Association of the 7-FRG based prognostic signature with tumor-infiltrating immune cells and immune checkpoints
To uncover the relationship between the FRG-based prognostic model and tumor immune microenvironment (TME), we explored the difference of tumor-infiltrating immune cells between two groups. The results showed the abundance of Dendritic cells resting, Macrophages M2, Mast cells resting and Monocytes were significantly enriched in the low-risk group (Figure 11A-11D). However, Macrophages M0, Plasma cells, T cells follicular helper and T cells regulatory (Tregs) enriched more in the high-risk group (Figure 11E-11H). Tumor cells could escape from immune response by activating the immune checkpoint pathway. Thus, we estimated the association between the expression level of immune checkpoints and the FRG-based prognostic model, and results showed that PDCD1, CTLA4, LAG3, CD276 and TIGIT were highly expressed in patients with high-risk score (Figure 12A-12E). These results collectively suggest that the changes in the proportion of immune infiltrating cells and the expression of crucial immune checkpoints might be associate with the risk stratification of ccRCC.

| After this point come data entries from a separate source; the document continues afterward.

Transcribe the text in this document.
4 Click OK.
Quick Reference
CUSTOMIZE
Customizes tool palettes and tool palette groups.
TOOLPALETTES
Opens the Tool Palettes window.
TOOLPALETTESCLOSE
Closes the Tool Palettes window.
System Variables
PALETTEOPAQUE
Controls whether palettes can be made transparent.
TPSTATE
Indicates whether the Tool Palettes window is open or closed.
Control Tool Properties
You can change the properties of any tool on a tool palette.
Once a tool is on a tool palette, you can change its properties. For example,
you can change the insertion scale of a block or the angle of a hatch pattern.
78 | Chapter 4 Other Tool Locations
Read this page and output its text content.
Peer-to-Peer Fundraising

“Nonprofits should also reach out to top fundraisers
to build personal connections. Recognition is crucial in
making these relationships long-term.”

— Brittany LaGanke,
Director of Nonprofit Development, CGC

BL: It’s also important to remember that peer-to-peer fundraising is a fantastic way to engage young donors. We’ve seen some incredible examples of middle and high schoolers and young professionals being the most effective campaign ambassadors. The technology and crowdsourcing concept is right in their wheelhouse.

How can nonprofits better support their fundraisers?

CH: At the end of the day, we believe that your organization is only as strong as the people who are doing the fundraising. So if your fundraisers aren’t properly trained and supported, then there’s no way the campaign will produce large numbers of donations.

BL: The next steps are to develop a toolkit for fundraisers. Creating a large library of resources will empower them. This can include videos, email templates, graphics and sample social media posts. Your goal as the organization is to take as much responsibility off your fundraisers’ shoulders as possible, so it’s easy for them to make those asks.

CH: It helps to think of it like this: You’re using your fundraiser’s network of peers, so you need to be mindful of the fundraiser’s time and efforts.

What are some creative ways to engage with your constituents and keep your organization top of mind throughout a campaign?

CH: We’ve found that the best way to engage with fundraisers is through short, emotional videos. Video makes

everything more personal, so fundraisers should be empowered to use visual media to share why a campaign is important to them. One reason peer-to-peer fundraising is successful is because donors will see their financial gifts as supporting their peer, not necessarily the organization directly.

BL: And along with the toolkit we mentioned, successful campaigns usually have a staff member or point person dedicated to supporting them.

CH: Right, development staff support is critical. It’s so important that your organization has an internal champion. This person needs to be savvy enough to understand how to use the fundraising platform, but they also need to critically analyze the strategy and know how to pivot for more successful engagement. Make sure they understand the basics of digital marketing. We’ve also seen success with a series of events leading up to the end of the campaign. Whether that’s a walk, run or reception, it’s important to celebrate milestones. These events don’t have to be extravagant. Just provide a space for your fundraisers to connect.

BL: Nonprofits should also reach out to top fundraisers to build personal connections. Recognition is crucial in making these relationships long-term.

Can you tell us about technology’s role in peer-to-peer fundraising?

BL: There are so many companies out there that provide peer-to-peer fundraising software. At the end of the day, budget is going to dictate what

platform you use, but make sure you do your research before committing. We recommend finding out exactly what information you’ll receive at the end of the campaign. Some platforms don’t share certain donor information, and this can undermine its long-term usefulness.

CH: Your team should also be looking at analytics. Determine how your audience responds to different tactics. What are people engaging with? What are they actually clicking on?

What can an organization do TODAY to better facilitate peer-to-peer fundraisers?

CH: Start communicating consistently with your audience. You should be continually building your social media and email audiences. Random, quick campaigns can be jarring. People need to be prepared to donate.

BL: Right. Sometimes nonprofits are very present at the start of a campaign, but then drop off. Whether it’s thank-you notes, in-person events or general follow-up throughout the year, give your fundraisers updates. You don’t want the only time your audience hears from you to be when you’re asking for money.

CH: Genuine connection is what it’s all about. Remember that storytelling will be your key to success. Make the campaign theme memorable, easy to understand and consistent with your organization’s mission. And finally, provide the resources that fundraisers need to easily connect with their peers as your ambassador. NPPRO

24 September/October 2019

External verification of the hub FRGs
Using the ONCOMINE database, we found that HMGCR, MT1G, TFAP2C and CHAC1 were significantly down-regulated in ccRCC samples by comparison with normal renal samples, whereas BID and EIF4A1 were highly expressed in ccRCC specimens compared to noncancerous specimens (Figure 13A and Table 3). However, no difference of FOXM1 relative expression was found between ccRCC tissues and healthy control tissues. We also evaluated the expression levels of the hub FRGs in ccRCC samples and normal samples with GEPIA. Results showed that MT1G and CHAC1 were significantly lower in ccRCC samples than normal renal samples, BID and FOXM1 were significantly higher in ccRCC specimens than noncancerous specimens, however, there was no significant difference in HMGCR, EIF4A1 and TFAP2C expression between ccRCC and normal renal tissues (Figure 13B-13H). In addition, the representative protein expression of HMGCR, BID, EIF4A1, FOXM1, TFAP2C and CHAC1 was investigate in the Human Protein Profiles and shown in Figure 13I-13N. However, MT1G was not found on the website. The value of the hub FRGs in the overall survival of ccRCC patients was also assessed using the Kaplan-Meier plotter database, and results showed that overexpression of MT1G, BID, EIF4A1, FOXM1, TFAP2C, CHAC1 and low expression of HMGCR were related to the poor OS of patients with ccRCC (13O-13U), which are consistent with our above results. Furthermore, we analyzed the genetic alterations of the hub FRGs in ccRCC using the cBioportal database and results were exhibited in Figure 13V.